I will NOT start the tomatoes yet. I will NOT start the tomatoes yet. I will NOT start the tomatoes yet. . . I really need to repeat this mantra until the end of the month because EVERY year I wind up with tomato plants that are overflowing their pots and my shelves weeks before they can go in the ground. Why? Because I get a whiff of spring in the air and I think "Start those tomatoes!" In fact one year I could swear I started them in January. Do NOT try this !! (Unless you want 4-foot high tomato plants taking over every window in your house in March--this is not a pretty sight!) So THIS year I'm going to get it right! (I hope.)
Last year I actually made a planting schedule for myself as part of my garden journal. And I was smart enough to include notes about what to do better the next year, which included a stern warning not to start tomatoes until the END of March.

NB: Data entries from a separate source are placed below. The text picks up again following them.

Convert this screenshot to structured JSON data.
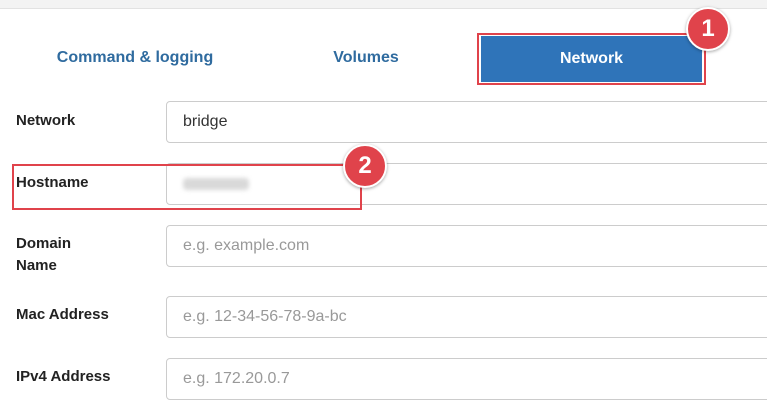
{
  "tabs": {
    "command_logging": "Command & logging",
    "volumes": "Volumes",
    "network": "Network"
  },
  "annotations": {
    "step1": "1",
    "step2": "2"
  },
  "form": {
    "network": {
      "label": "Network",
      "value": "bridge"
    },
    "hostname": {
      "label": "Hostname",
      "value_hidden": true
    },
    "domain_name": {
      "label_line1": "Domain",
      "label_line2": "Name",
      "placeholder": "e.g. example.com"
    },
    "mac_address": {
      "label": "Mac Address",
      "placeholder": "e.g. 12-34-56-78-9a-bc"
    },
    "ipv4_address": {
      "label": "IPv4 Address",
      "placeholder": "e.g. 172.20.0.7"
    }
  },
  "colors": {
    "accent": "#2f74b9",
    "tab_text": "#2f6b9f",
    "annotation": "#e0434b"
  }
}
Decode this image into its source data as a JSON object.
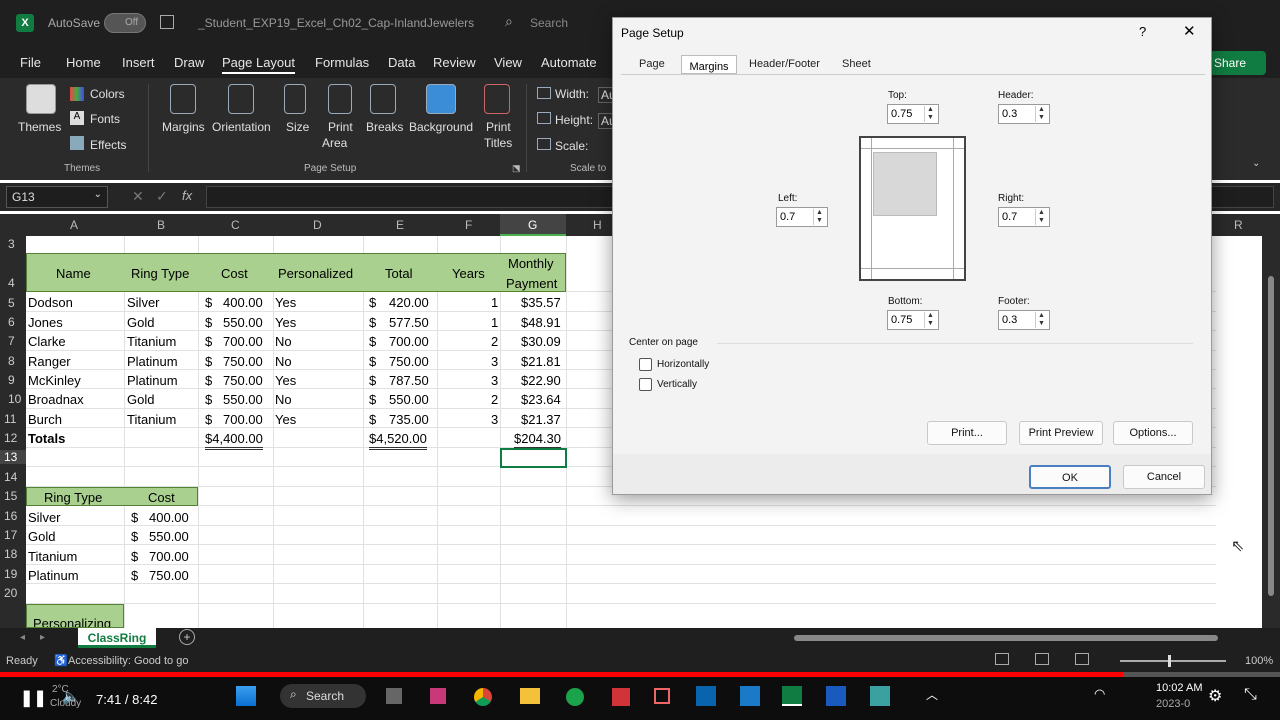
{
  "titlebar": {
    "autosave": "AutoSave",
    "autosave_state": "Off",
    "filename": "_Student_EXP19_Excel_Ch02_Cap-InlandJewelers",
    "search": "Search"
  },
  "menu": [
    "File",
    "Home",
    "Insert",
    "Draw",
    "Page Layout",
    "Formulas",
    "Data",
    "Review",
    "View",
    "Automate"
  ],
  "share": "Share",
  "ribbon": {
    "themes": "Themes",
    "colors": "Colors",
    "fonts": "Fonts",
    "effects": "Effects",
    "margins": "Margins",
    "orientation": "Orientation",
    "size": "Size",
    "print_area_1": "Print",
    "print_area_2": "Area",
    "breaks": "Breaks",
    "background": "Background",
    "print_titles_1": "Print",
    "print_titles_2": "Titles",
    "width": "Width:",
    "height": "Height:",
    "scale": "Scale:",
    "auto": "Au",
    "grp_themes": "Themes",
    "grp_page_setup": "Page Setup",
    "grp_scale": "Scale to"
  },
  "formula_bar": {
    "name_box": "G13",
    "fx": "fx",
    "value": ""
  },
  "columns": [
    "A",
    "B",
    "C",
    "D",
    "E",
    "F",
    "G",
    "H",
    "R"
  ],
  "rows": [
    "3",
    "4",
    "5",
    "6",
    "7",
    "8",
    "9",
    "10",
    "11",
    "12",
    "13",
    "14",
    "15",
    "16",
    "17",
    "18",
    "19",
    "20"
  ],
  "table1": {
    "headers": [
      "Name",
      "Ring Type",
      "Cost",
      "Personalized",
      "Total",
      "Years",
      "Monthly",
      "Payment"
    ],
    "data": [
      [
        "Dodson",
        "Silver",
        "$",
        "400.00",
        "Yes",
        "$",
        "420.00",
        "1",
        "$35.57"
      ],
      [
        "Jones",
        "Gold",
        "$",
        "550.00",
        "Yes",
        "$",
        "577.50",
        "1",
        "$48.91"
      ],
      [
        "Clarke",
        "Titanium",
        "$",
        "700.00",
        "No",
        "$",
        "700.00",
        "2",
        "$30.09"
      ],
      [
        "Ranger",
        "Platinum",
        "$",
        "750.00",
        "No",
        "$",
        "750.00",
        "3",
        "$21.81"
      ],
      [
        "McKinley",
        "Platinum",
        "$",
        "750.00",
        "Yes",
        "$",
        "787.50",
        "3",
        "$22.90"
      ],
      [
        "Broadnax",
        "Gold",
        "$",
        "550.00",
        "No",
        "$",
        "550.00",
        "2",
        "$23.64"
      ],
      [
        "Burch",
        "Titanium",
        "$",
        "700.00",
        "Yes",
        "$",
        "735.00",
        "3",
        "$21.37"
      ]
    ],
    "totals": [
      "Totals",
      "$4,400.00",
      "$4,520.00",
      "$204.30"
    ]
  },
  "table2": {
    "headers": [
      "Ring Type",
      "Cost"
    ],
    "data": [
      [
        "Silver",
        "$",
        "400.00"
      ],
      [
        "Gold",
        "$",
        "550.00"
      ],
      [
        "Titanium",
        "$",
        "700.00"
      ],
      [
        "Platinum",
        "$",
        "750.00"
      ]
    ]
  },
  "personalize": "Personalizing",
  "sheet_tab": "ClassRing",
  "status": {
    "ready": "Ready",
    "accessibility": "Accessibility: Good to go",
    "zoom": "100%"
  },
  "dialog": {
    "title": "Page Setup",
    "help": "?",
    "close": "✕",
    "tabs": [
      "Page",
      "Margins",
      "Header/Footer",
      "Sheet"
    ],
    "top_label": "Top:",
    "top_value": "0.75",
    "header_label": "Header:",
    "header_value": "0.3",
    "left_label": "Left:",
    "left_value": "0.7",
    "right_label": "Right:",
    "right_value": "0.7",
    "bottom_label": "Bottom:",
    "bottom_value": "0.75",
    "footer_label": "Footer:",
    "footer_value": "0.3",
    "center_label": "Center on page",
    "horizontally": "Horizontally",
    "vertically": "Vertically",
    "print": "Print...",
    "print_preview": "Print Preview",
    "options": "Options...",
    "ok": "OK",
    "cancel": "Cancel"
  },
  "video": {
    "time": "7:41 / 8:42",
    "progress": 0.877,
    "temp": "2°C",
    "weather": "Cloudy",
    "taskbar_search": "Search",
    "clock_time": "10:02 AM",
    "clock_date": "2023-0"
  },
  "colors": {
    "accent_green": "#a9d08e",
    "excel_green": "#107c41",
    "progress_red": "#ff0000"
  }
}
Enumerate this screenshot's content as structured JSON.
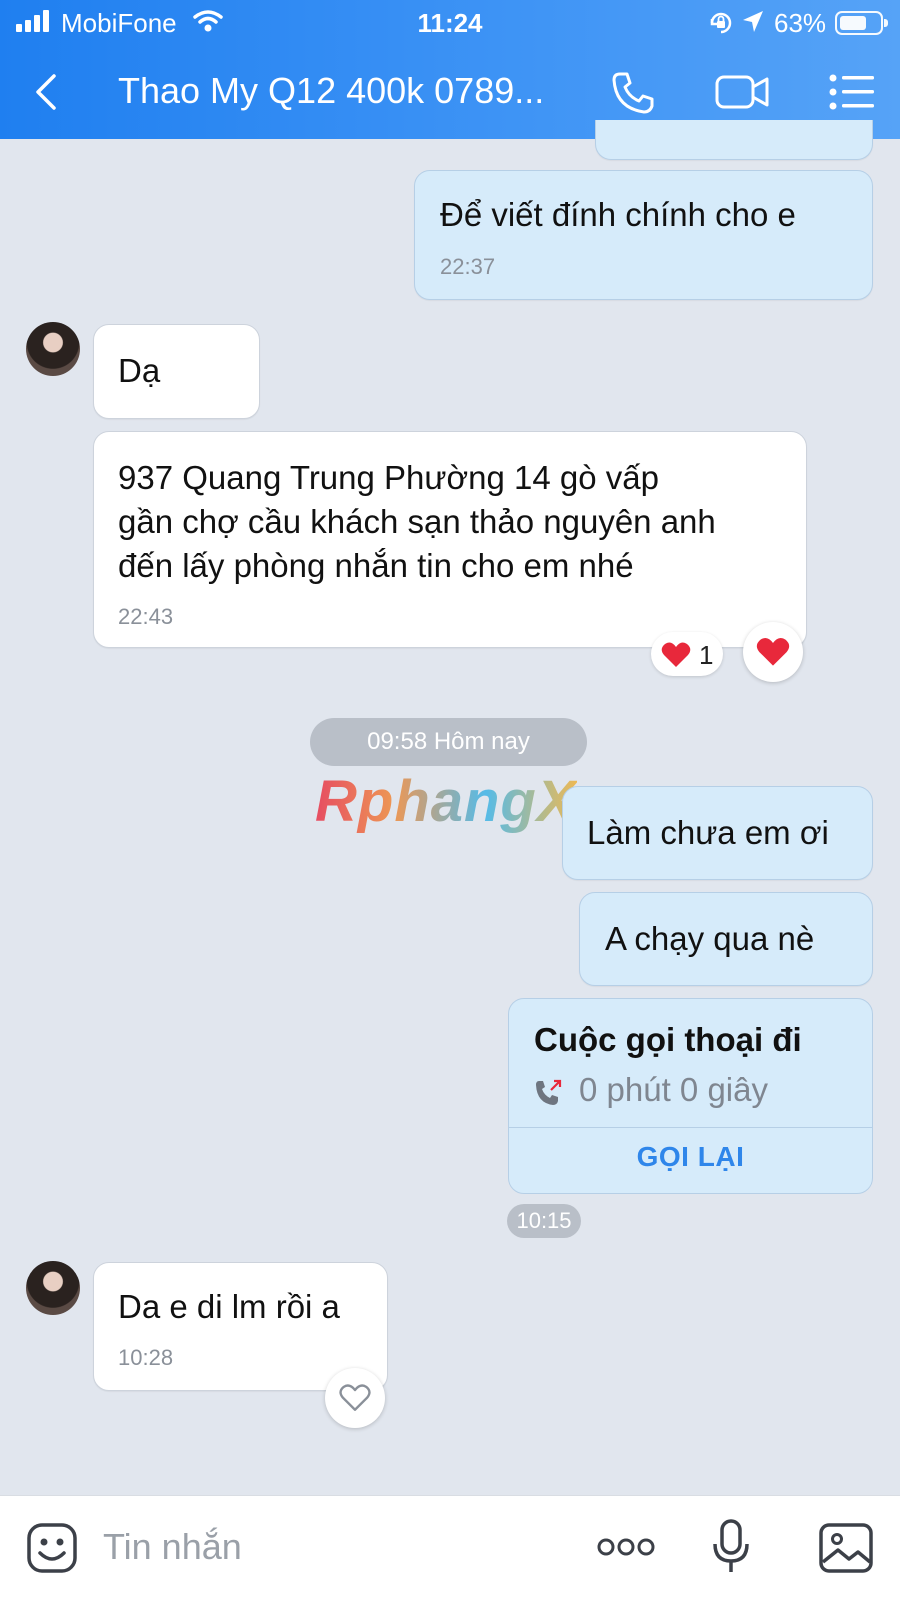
{
  "status_bar": {
    "carrier": "MobiFone",
    "time": "11:24",
    "battery": "63%"
  },
  "header": {
    "title": "Thao My Q12 400k 0789..."
  },
  "messages": [
    {
      "text": "Để viết đính chính cho e",
      "time": "22:37",
      "from": "me"
    },
    {
      "text": "Dạ",
      "from": "them"
    },
    {
      "lines": [
        "937 Quang Trung Phường 14 gò vấp",
        "gần chợ cầu khách sạn thảo nguyên anh",
        "đến lấy phòng nhắn tin cho em nhé"
      ],
      "time": "22:43",
      "from": "them",
      "reaction_count": "1"
    },
    {
      "text": "Làm chưa em ơi",
      "from": "me"
    },
    {
      "text": "A chạy qua nè",
      "from": "me"
    },
    {
      "text": "Da e di lm rồi a",
      "time": "10:28",
      "from": "them"
    }
  ],
  "date_separator": "09:58 Hôm nay",
  "call_card": {
    "title": "Cuộc gọi thoại đi",
    "duration": "0 phút 0 giây",
    "action": "GỌI LẠI",
    "time": "10:15"
  },
  "watermark": "RphangX",
  "composer": {
    "placeholder": "Tin nhắn"
  },
  "colors": {
    "header_start": "#1f7ff0",
    "header_end": "#56a3f7",
    "outgoing_bubble": "#d6ebfa",
    "incoming_bubble": "#ffffff",
    "chat_background": "#e1e6ee",
    "link_blue": "#2f86ea",
    "heart_red": "#e8283b"
  }
}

I promise I will listen this year! So, here's my summer plant seed-starting plans:
- March 8: Start fava beans. These are actually spring plants that can go in the ground in April, and they grow really fast, so they only need a couple of weeks of growing inside. Start Swiss Chard for early plants.
- March 14: Start peppers, ground cherries (like tomatillos but smaller and sweet), basil, lobelia, poached egg flower, Gilia flower (these are some flowers that attract beneficial insects to your garden.)
- March 21: Plant sugar snap and shell peas direct in the garden. Transplant cabbage, kale, leeks, broccoli and cauliflower seedlings to garden. Plant radish, beets, lettuce and salsify seeds directly in garden.
- March 27: Start tomato and squash plants, along with calendula, marigolds, nemophila flowers (more companion plants).
Of course many of these plans are contingent upon Mother Nature. I recall having to come out in the snow to cover up my new transplants in years past! But that's all part of the gardening game. Mother Nature has veto power over any of my plans!